I mentioned a black card earlier in this post. This technique can come in handy if you want to stack multiple fireworks over each other by leaving your shutter open in Bulb mode, and covering the lens with this black card when you don’t want any exposure. You only take the black card away from the lens when you want to capture the fireworks. The photo below is a 4.6 second exposure where I used the black card method. This is why you see the coloured explosion on the top, and the white fireworks from the bottom.

Nikon D800, 4.6 sec., f/9.0, ISO 200, 14mm

Nikon D800, 4.6 sec., f/9.0, ISO 200, 14mm

You really have to be careful with this though, since you can easily over-expose certain areas of your photo, like you see in the photo below. You will have to figure out in advance how many seconds will give you a properly exposed photo.

Nikon D800, 12 sec., f/13, ISO 100, 14mm

Nikon D800, 12 sec., f/13, ISO 100, 14mm

A little post-processing helps

When you’re done shooting your photos, no doubt a little post-processing will help give your photos that extra oomph. This particular photo was editing completely within Lightroom CC 2015. I opened up the shadow areas while reducing the highlights. I boosted the saturation slightly, and added some overall clarity. And finally, the new dehaze feature of Lightroom really worked well in this case to remove some of the haze produced from the smoke of the fireworks.

The level of post-processing is always different for each photographer, so you do as little or as much as you want to make the final image what you envisioned.
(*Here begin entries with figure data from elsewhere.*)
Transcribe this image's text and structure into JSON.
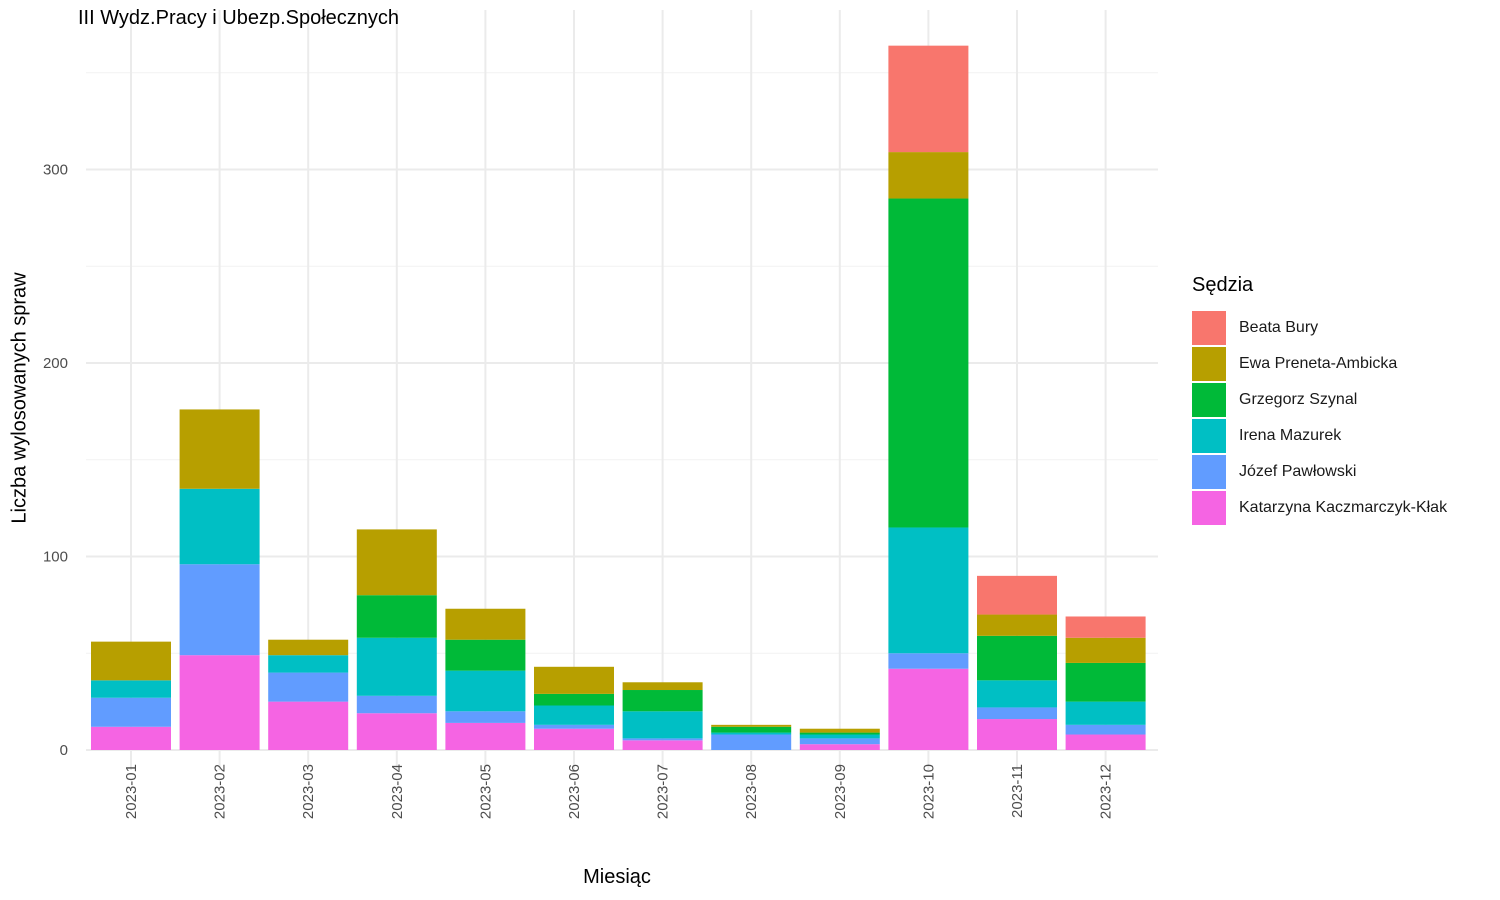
{
  "chart_data": {
    "type": "bar",
    "stacked": true,
    "title": "III Wydz.Pracy i Ubezp.Społecznych",
    "xlabel": "Miesiąc",
    "ylabel": "Liczba wylosowanych spraw",
    "legend_title": "Sędzia",
    "legend_position": "right",
    "grid": true,
    "ylim": [
      0,
      370
    ],
    "yticks": [
      0,
      100,
      200,
      300
    ],
    "categories": [
      "2023-01",
      "2023-02",
      "2023-03",
      "2023-04",
      "2023-05",
      "2023-06",
      "2023-07",
      "2023-08",
      "2023-09",
      "2023-10",
      "2023-11",
      "2023-12"
    ],
    "series": [
      {
        "name": "Katarzyna Kaczmarczyk-Kłak",
        "color": "#F564E3",
        "values": [
          12,
          49,
          25,
          19,
          14,
          11,
          5,
          0,
          3,
          42,
          16,
          8
        ]
      },
      {
        "name": "Józef Pawłowski",
        "color": "#619CFF",
        "values": [
          15,
          47,
          15,
          9,
          6,
          2,
          1,
          8,
          3,
          8,
          6,
          5
        ]
      },
      {
        "name": "Irena Mazurek",
        "color": "#00BFC4",
        "values": [
          9,
          39,
          9,
          30,
          21,
          10,
          14,
          1,
          2,
          65,
          14,
          12
        ]
      },
      {
        "name": "Grzegorz Szynal",
        "color": "#00BA38",
        "values": [
          0,
          0,
          0,
          22,
          16,
          6,
          11,
          3,
          1,
          170,
          23,
          20
        ]
      },
      {
        "name": "Ewa Preneta-Ambicka",
        "color": "#B79F00",
        "values": [
          20,
          41,
          8,
          34,
          16,
          14,
          4,
          1,
          2,
          24,
          11,
          13
        ]
      },
      {
        "name": "Beata Bury",
        "color": "#F8766D",
        "values": [
          0,
          0,
          0,
          0,
          0,
          0,
          0,
          0,
          0,
          55,
          20,
          11
        ]
      }
    ],
    "legend_order": [
      "Beata Bury",
      "Ewa Preneta-Ambicka",
      "Grzegorz Szynal",
      "Irena Mazurek",
      "Józef Pawłowski",
      "Katarzyna Kaczmarczyk-Kłak"
    ]
  }
}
Nikon D800, 0.6 sec., f/5.6, ISO 1250, 14mm

Nikon D800, 0.6 sec., f/5.6, ISO 1250, 14mm

One final note

Remember to enjoy the fireworks while you are there! They happen very quickly so try not to be totally consumed with getting that perfect shot. You can easily be distracted by fiddling with your cameras while the beautiful colours explode above you, preventing you from actually enjoying the evening. But with a little bit of preparation, you should be able to fully enjoy the event and take decent shots that you are happy with.